High-profile Australian journalists and large media organisations have gone on trial charged with breaching a gag order in reporting Cardinal George Pell's sex abuse convictions in 2018, which have since been overturned.
A total of 18 individual journalists, editors and broadcasters face potential prison sentences, and 12 organisations face fines if they are found guilty in the Victoria state Supreme Court of breaching a judge's suppression order on Cardinal Pell's case. All have pleaded not guilty.
Such suppression orders are common in the Australian and British judicial systems. But the enormous international interest in an Australian criminal trial with global ramifications highlighted the difficulty in enforcing the orders in the digital age.

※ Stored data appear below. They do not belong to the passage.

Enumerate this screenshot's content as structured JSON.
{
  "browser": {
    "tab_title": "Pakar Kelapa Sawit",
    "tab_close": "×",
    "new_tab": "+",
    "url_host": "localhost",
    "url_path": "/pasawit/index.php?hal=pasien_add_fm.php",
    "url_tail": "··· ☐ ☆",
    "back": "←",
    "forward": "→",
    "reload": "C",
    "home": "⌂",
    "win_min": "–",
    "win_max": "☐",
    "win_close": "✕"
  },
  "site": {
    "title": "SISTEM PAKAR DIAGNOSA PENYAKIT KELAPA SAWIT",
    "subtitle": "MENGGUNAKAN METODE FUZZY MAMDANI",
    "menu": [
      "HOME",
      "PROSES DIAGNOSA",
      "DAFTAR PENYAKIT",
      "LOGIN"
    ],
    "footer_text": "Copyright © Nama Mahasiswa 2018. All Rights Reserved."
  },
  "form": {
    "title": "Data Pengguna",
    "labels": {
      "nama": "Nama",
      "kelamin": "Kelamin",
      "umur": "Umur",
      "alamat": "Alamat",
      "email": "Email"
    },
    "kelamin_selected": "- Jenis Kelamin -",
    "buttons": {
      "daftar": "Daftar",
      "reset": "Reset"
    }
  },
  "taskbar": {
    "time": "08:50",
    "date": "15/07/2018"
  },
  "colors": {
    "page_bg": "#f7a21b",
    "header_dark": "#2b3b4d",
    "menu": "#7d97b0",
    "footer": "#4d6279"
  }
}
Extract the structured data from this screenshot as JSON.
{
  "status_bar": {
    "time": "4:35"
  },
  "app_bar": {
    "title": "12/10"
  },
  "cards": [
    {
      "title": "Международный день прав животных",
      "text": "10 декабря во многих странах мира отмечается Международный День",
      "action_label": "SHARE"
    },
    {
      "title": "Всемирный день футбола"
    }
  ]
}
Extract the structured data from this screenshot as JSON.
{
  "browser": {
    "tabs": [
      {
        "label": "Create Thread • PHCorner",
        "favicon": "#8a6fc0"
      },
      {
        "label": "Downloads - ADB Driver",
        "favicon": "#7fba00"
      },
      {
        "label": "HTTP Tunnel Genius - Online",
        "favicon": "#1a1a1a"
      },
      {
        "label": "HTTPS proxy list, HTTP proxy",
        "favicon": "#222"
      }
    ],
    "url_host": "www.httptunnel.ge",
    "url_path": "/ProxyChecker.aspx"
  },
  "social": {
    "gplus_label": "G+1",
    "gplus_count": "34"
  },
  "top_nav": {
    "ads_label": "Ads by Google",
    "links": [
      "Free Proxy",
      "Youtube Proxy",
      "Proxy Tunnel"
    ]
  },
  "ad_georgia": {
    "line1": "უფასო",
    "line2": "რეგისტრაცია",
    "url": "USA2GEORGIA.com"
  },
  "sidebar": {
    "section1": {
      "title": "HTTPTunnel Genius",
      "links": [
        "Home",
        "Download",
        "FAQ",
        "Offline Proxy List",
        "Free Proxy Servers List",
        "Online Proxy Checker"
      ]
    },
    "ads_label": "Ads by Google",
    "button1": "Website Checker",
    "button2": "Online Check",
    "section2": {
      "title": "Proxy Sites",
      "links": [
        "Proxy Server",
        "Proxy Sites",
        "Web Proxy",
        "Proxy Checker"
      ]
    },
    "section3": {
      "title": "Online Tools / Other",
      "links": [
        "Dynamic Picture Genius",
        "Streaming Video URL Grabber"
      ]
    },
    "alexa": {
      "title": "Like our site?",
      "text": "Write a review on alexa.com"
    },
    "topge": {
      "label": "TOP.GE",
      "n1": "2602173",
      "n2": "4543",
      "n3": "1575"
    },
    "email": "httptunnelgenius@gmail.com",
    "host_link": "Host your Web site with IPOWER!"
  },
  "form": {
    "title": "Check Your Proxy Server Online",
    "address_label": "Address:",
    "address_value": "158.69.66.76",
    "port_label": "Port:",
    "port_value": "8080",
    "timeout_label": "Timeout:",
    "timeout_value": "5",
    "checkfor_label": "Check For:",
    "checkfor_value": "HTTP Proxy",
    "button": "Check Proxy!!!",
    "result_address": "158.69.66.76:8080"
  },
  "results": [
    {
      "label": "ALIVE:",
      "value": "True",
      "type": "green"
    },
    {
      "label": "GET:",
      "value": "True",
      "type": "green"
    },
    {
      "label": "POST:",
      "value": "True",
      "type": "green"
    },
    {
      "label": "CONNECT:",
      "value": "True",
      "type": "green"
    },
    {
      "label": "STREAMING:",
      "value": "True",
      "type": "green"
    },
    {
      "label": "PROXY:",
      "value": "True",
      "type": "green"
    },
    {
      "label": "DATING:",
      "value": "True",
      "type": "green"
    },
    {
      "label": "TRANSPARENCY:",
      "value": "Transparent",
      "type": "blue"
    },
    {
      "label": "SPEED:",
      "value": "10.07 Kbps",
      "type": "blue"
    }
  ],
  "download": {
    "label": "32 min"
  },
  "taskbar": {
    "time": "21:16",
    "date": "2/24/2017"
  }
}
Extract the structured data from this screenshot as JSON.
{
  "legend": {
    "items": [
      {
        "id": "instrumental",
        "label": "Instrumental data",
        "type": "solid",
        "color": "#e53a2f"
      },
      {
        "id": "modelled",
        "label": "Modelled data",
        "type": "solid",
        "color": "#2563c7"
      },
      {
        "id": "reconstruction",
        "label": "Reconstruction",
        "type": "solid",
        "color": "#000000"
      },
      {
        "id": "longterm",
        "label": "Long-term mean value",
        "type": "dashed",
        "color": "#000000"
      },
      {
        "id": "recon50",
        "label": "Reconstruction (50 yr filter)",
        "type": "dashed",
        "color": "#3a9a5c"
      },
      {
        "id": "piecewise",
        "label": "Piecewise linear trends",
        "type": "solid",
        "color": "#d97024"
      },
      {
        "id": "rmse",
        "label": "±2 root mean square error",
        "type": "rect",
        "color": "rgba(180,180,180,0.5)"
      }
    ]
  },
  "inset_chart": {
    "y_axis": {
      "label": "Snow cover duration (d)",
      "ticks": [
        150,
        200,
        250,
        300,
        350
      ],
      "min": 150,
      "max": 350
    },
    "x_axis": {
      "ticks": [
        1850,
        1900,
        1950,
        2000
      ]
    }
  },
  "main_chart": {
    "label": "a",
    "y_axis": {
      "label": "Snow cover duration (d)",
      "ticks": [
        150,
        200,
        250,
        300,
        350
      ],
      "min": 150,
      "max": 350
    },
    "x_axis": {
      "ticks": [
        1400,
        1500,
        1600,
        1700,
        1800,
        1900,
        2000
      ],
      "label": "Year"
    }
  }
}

Cardinal Pell was convicted on 11th December, 2018, of sexually abusing two choirboys in a Melbourne cathedral when he was the city's archbishop in the late 1990s.
The trial of Pope Francis's former finance minister and the most senior Catholic to be charged with child sex abuse had not been reported in the Australian news media because of a suppression order that forbade publication of details in any format that could be accessed from within the country.
Details were suppressed to prevent prejudicing jurors in a second child abuse trial that Cardinal Pell was to face three months later.
That second trial was cancelled due to a lack of evidence and Australia's High Court in April overturned all convictions after Cardinal Pell had spent 13 months in prison.
In opening her case, prosecutor Lisa De Ferrari said the morning after Cardinal Pell's convictions, Australians could read about it on overseas websites, with US-based The Daily Beast among the first to break the news.
One online story published by Melbourne's Herald Sun that referenced overseas reporting led to the newspaper's owner and staff being charged.
No foreign news organisation has been charged with breaching the suppression order.
The media defendants have not said what their defence will be. Ms De Ferrari said some of those charged had said they were not aware a suppression order existed.
Justice John Dixon is hearing the trial without a jury and via video links due to pandemic restrictions. The hearing is expected to take two to three weeks.